Susan Tompor, Detroit Free Press on

Published in Home and Consumer News

Up to $600 extra a week in unemployment benefits during the COVID-19 economic meltdown plugged a lot of holes in everyday budgets.

Yet as the extra money is scheduled to phase out by the end of July, it's likely that more people could struggle making their car payments in the months ahead. Some may even find it more difficult to get extra help than they imagine.

Consumers who face financial hardships during the fight against COVID-19 aren't always happy after trying to get a break on their auto loans, based on skyrocketing complaints to a federal consumer watchdog agency.

Many times, consumers said they were having trouble managing the auto loan or lease during the economic downturn but could not get relief. Increasingly, consumers complained that they were denied requests to lower their payments.

Americans filed about 2.5 times more complaints about those auto loan issues in March through May than during the same time last year -- averaging more than 70 complaints a month, according to an analysis by U.S. PIRG of consumer complaints made to the Consumer Financial Protection Bureau.

"If that $600 in unemployment ends, you're going to have another crush of people with no money," said Ed Mierzwinski. senior director, federal consumer program for the U.S. PIRG Education Fund.

 

"They're going to fall off another cliff -- a no money cliff."

Auto lenders, much like credit card issuers and others, have some leeway to allow borrowers to skip car payments without damaging their credit scores during the coronavirus crisis.
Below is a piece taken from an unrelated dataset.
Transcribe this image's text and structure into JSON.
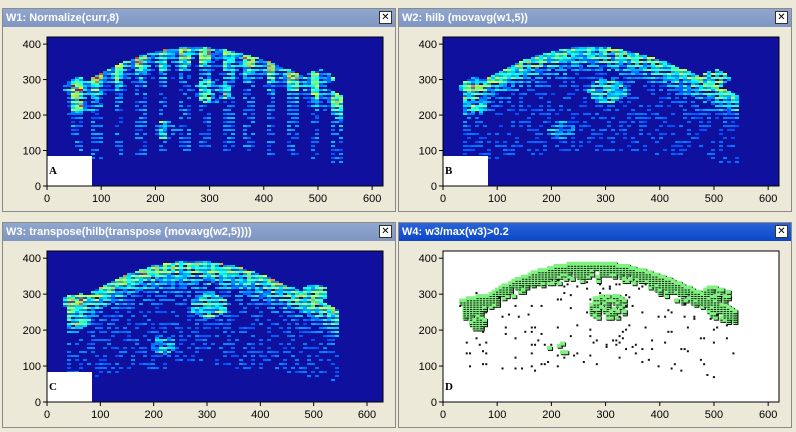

But borrowers must contact their lenders, just like they would have to do if seeking a mortgage forbearance, if they want a break.

Already, roughly 7.5% of auto loans saw terms changed in some way to assist troubled borrowers as of June 23, according to data from Equifax. Loan accommodations could include partial payment plans and deals where a borrower might stop making payments for a few months and resume making payments later. Less than 1% of car loans had such accommodations early in 2020 before the economic fallout that was triggered by the pandemic.

About 8.7% of mortgages saw some type of accommodations through late June, 6% of home equity loans, and 2.7% of credit cards, according to Equifax.